Sweetie (Story by R.C. Peris)

The girl, who was twelve, was bludgeoned to death. Sheriff Zion wasn’t sure who she was because her head was no badly bashed. A small purse was found a hundred yards from the body. Zion searched it. Dollar bills, lip gloss, a pink phone. It was Loralee Green. The Green’s were a black family who had lived in Marsh Glen for decades. The original Green’s had been slaves and had stayed in Marsh Glen and suffered through Reconstruction and Jim Crow. Each generation lost a member of the family brutally.

The scene was processed and Zion went to the Green house. Matilda Green howled when she was told about Loralee and John Green gripped her and stared stonily ahead.

“Where was she found?” asked John.

“In the woods. An area where a lot of high school kids hang out.”

“I want to see her,” said Matilda.

“I don’t recommend that now.” Zion shifted his feet.

“Now.” Matilda was firm.

Zion had his deputy take them to the coroner while he went back to the station to sift through evidence. There were two boxes with plastic bags. Zion sorted and then stopped when he saw a bracelet. Gold, pearls, and SWEETIE etched on it. Zion knew the bracelet. He had bought it for his daughter Caroline on a cruise ship in the Bahamas. Zion went home and called her Caroline. She was asleep in her bed and snoring. Her phone was charging in the living room. He looked at her phone. There were pictures of Caroline hitting Loralee. There were pictures of Caroline smiling next to Loralee’s battered body. There were also pictures of her friends hitting Loralee. Zion nearly collapsed but he steadied his balance.

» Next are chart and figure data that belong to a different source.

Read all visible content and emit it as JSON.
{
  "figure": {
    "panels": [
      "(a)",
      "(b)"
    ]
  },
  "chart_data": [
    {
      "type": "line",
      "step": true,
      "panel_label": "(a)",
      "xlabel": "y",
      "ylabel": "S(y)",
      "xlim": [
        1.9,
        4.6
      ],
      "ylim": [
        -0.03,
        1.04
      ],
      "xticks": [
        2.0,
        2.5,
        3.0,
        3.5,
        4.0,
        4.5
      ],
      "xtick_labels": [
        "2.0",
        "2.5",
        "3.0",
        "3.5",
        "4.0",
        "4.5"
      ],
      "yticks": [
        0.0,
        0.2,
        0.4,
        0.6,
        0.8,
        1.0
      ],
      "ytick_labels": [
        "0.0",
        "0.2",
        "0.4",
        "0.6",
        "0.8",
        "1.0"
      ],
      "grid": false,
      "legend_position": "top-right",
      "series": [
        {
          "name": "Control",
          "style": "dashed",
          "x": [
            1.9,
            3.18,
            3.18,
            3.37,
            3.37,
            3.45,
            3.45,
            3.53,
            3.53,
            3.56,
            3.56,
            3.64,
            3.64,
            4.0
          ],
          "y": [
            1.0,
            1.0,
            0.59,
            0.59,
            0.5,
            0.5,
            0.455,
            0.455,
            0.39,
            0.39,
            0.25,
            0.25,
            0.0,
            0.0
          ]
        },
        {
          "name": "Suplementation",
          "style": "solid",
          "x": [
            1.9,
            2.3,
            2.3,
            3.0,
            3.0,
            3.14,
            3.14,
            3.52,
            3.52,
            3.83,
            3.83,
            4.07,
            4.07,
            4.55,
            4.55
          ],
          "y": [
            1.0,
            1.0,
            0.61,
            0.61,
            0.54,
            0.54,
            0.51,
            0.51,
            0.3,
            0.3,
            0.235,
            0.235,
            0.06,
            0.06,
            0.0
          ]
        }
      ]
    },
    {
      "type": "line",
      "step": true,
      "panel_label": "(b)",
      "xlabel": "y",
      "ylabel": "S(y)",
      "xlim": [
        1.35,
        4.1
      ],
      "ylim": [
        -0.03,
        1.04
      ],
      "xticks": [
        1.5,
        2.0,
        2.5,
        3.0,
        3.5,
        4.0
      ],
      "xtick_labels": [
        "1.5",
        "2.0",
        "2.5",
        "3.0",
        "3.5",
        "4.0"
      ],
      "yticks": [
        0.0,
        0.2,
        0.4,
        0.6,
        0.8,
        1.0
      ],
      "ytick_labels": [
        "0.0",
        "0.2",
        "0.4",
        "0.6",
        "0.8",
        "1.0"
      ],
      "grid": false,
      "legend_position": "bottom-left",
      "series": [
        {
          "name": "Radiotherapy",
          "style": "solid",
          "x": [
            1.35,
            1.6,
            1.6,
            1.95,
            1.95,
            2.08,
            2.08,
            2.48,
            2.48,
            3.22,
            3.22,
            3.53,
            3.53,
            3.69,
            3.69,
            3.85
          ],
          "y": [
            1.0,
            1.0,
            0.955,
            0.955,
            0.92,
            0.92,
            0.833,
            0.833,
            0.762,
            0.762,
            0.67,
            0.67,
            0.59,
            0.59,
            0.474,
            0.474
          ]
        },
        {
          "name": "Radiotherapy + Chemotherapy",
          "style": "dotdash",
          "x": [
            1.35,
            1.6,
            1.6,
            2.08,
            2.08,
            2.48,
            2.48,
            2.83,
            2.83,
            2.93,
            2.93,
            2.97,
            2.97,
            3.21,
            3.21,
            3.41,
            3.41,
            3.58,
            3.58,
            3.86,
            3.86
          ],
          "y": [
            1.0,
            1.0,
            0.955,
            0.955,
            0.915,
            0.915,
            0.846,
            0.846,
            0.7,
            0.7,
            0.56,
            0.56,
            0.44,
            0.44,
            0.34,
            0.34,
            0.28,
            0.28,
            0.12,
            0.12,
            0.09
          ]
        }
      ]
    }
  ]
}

Zion woke up his daughter. “How many were involved?”

Caroline looked petulant. “Four.”

“You all need to keep your mouths shut. Do you hear me? Get everyone to delete their photos. You say nothing about Loralee.”

“What are you going to do Dad?”

“Find some bum to pin this on. Why did you do it, Caroline?”

She shrugged her shoulders. “It was fun and…well…no one likes the Greens. They don’t belong in this town.”

Zion loved his daughter but he was afraid of her now. She was capable of the same treachery as his own Dad, a Ku Klux Klan leader. But blood ran thick and he wasn’t about to let his daughter go to prison. Loralee would become another tragedy and secret of Marsh Glen, Alabama.